Partout dans le monde, Anne-Laure Bonnet pourrait se sortir de n’importe quelle situation. Super-polyglotte, l’intervieweuse de beIN Sports parle plus souvent aux joueurs étrangers du championnat que de sa vie, mais elle a accepté de faire une exception pour Paris Match

 

Avec Omar Da Fonseca, c’est l’autre star de beIN Sports.

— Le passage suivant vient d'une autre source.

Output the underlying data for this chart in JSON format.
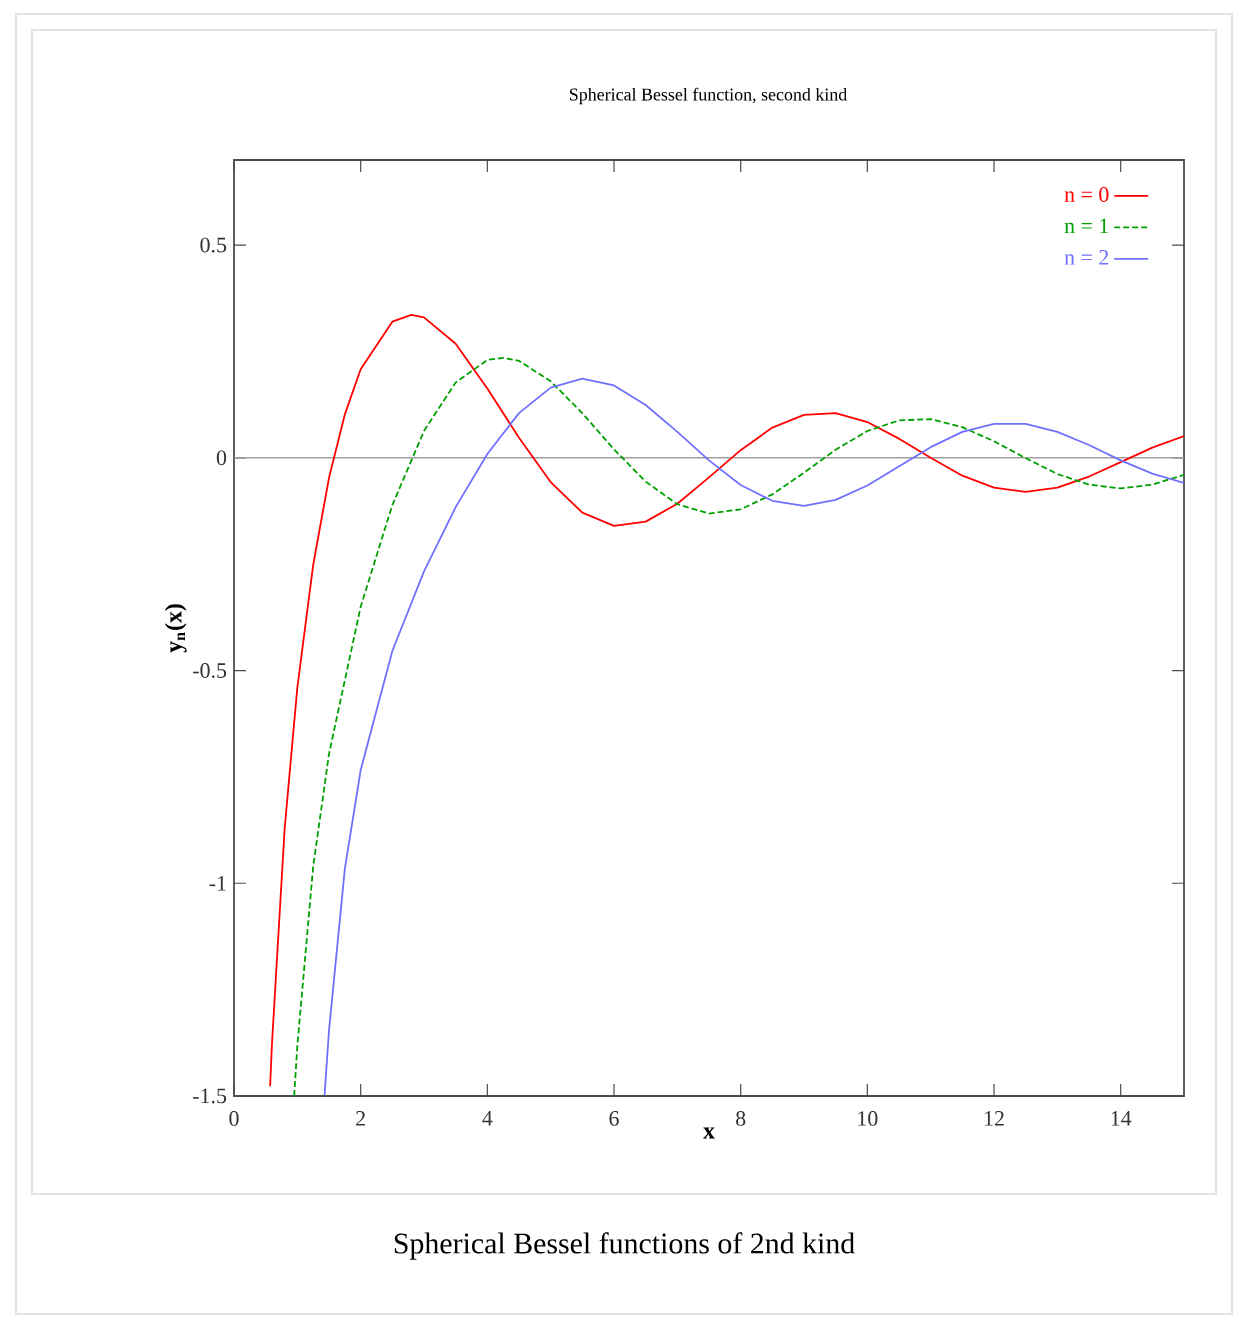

Dans un style moins folklorique et plus reposant, Anne-Laure Bonnet est devenue l’une des figures emblématique de la chaîne qatarie. Mais il y a quelques années, c’est son père Bernard Bonnet, alors préfet corse, qui attire l’attention des médias avec l’affaire des paillotes. Le 15 janvier 2003, il est même condamné à trois ans de prison, dont un an ferme, pour avoir ordonné de mettre le feu à «Chez Francis» et «Aria Marina», deux paillotes construites illégalement sur le domaine public, quatre ans plus tôt. Une affaire qui sera « le plus gros traumatisme » de la vie de la future journaliste.

 

«Ni mes parents, ni mon frère, ni moi n’étions préparés à ce genre de chose. Mon père a été blanchi par la justice, c’est un innocent qui a fait deux mois de prison et à qui on a brisé la vie. Je n’oublierai jamais», confie-t-elle à Paris Match. Bernard Bonnet bénéficiera finalement d’une mesure de libération conditionnelle qui lui permettra d’éviter de retourner à la prison de la Santé à Paris, après deux mois de détention provisoire.

Anne-Laure Bonnet débarque sur France 5

 

Anne-Laure Bonnet et son père Bernard Bonnet à sa sortie de la prison de la Santé, à Paris, en 1999

Anne-Laure Bonnet et son père Bernard Bonnet à sa sortie de la prison de la Santé, à Paris, en 1999 – Bestimage

 

 

La «cruche de service», L’Équipe et TF1

Malgré un nom alors difficile à porter, Anne-Laure Bonnet va tout de même tenter sa chance auprès de différents médias. Et la journaliste décroche un job de pigiste à L’Équipe, sans en parler à Bernard Bonnet. Son anonymat ne tiendra toutefois pas longtemps puisque «tout le monde le savait et on (la) prenait un peu comme la cruche de service qui ne disait rien».

 

S’en suit une expérience à TF1 à une époque où Anne-Laure Bonnet reconnaît qu’elle était pas encore prête pour la télévision. C’est en partant travailler sur Sky Sports en Italie, alors qu’elle ne parlait même pas la langue, qu’elle a fait ses premières armes et a découvert le foot. Un sport fédérateur mais un milieu qu’elle juge  «très machiste». «Chaque jour, je dois me battre pour imposer ma légitimité. Les femmes sont là parce qu’elles sont compétentes. Arrêtez avec la condescendance et le paternalisme !», insiste la journaliste de beIN Sports.

 

 

«Cela me rendrait malade d’entendre que j’ai la cuisse légère»

Pour échapper aux clichés, Anne-Laure Bonnet s’applique à travailler en toute indépendance. «Je ne déjeune jamais avec les joueurs ou les entraîneurs, je ne veux pas de connivence, assure-t-elle. Jamais un joueur ne m’a manqué de respect. Peut-être que je prends tout ça trop au sérieux, mais cela me rendrait malade d’entendre que j’ai la cuisse légère, d’être considérée pour autre chose que pour mon travail. Je suis juste journaliste.»

 

A l’heure où les talk-shows consacrés au foot ont la cote, Anne-Laure Bonnet, qui apprend le russe en vue de la prochaine Coupe du monde, se voit désormais arriver à un âge «où (elle) mérite le confort du plateau». À côté Omar Da Fonseca dans le Football Show ? S’il est vrai qu’on aurait parfois besoin de ses talents de traductrice pour comprend le bouillant argentin, elle se verrait plus travailler pour une chaîne anglophone.